One of the most promote topics to me, in this article, is the idea that a photographer or painter picked a specific view out of the thousands of possibilities. Often, I think about how my view can differ from someone else due to my life experiences. However, I don't necessarily think about why someone might take a picture at a certain angle as opposed to another.
Similarly, the way I interpret a photo or a painting may be completely different from the way someone else may interpret it. For example, looking at a sculpture, everyone who views it may see it from a different angle depending on where they are standing or their height, but it is still the same sculpture which can be see many different ways. Everyone looks at the world differently so why shouldn't there be thousands of different possibilities for a single photograph?
Berger mentions Regents and Regentesses by Fran Hals. Berger compares the fact that although this is someones perception of an event, we accept the painting as it is. We have to look back on what the time was like and think about the painting in those terms. It is not only about the perception of the viewer, but the perception of the creator of the paining and what they had envisioned.

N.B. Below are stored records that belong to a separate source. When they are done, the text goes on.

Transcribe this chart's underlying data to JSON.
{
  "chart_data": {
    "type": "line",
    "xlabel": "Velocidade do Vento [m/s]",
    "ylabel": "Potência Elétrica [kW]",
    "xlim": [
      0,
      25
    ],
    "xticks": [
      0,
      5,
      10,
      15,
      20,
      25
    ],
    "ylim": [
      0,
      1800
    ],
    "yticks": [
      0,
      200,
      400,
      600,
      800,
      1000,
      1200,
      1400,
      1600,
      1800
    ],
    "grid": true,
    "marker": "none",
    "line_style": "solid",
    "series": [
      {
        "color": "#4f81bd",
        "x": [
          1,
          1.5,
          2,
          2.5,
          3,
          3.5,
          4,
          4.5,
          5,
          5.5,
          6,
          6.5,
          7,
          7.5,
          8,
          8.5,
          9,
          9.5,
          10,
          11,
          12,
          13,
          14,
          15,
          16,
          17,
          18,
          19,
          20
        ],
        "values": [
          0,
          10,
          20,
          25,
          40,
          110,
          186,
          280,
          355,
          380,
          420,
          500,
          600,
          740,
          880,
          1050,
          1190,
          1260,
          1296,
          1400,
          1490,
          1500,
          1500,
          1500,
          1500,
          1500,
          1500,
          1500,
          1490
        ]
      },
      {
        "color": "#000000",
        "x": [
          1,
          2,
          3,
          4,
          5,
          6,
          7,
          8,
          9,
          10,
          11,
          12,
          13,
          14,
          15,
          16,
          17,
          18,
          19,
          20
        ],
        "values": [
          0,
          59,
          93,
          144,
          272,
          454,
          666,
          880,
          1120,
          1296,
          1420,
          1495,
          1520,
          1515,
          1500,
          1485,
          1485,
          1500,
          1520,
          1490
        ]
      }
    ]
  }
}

The invention of the camera, and photography drastically changed the way people viewed paintings. Paintings were seen as very unique, almost 'one in a million,' but with the invention of the camera and the printing press, they were a dime a dozen. Pictures were not as unique as they once were. There was now to be many different ways to think about a single picture. Although paintings weren't as unique as they were once perceived as, they could now be seen by a greater multitude of people, who all have their own different perceptions to bring to each painting or picture.
Art is all about perspective. As Berger states, "Perception makes the single eye the centre of the visible world." What you perceive is your reality, no matter how far it could be from the true intentions of an artist. Thus, creating the vast variety of ideas for the purpose of a piece of art.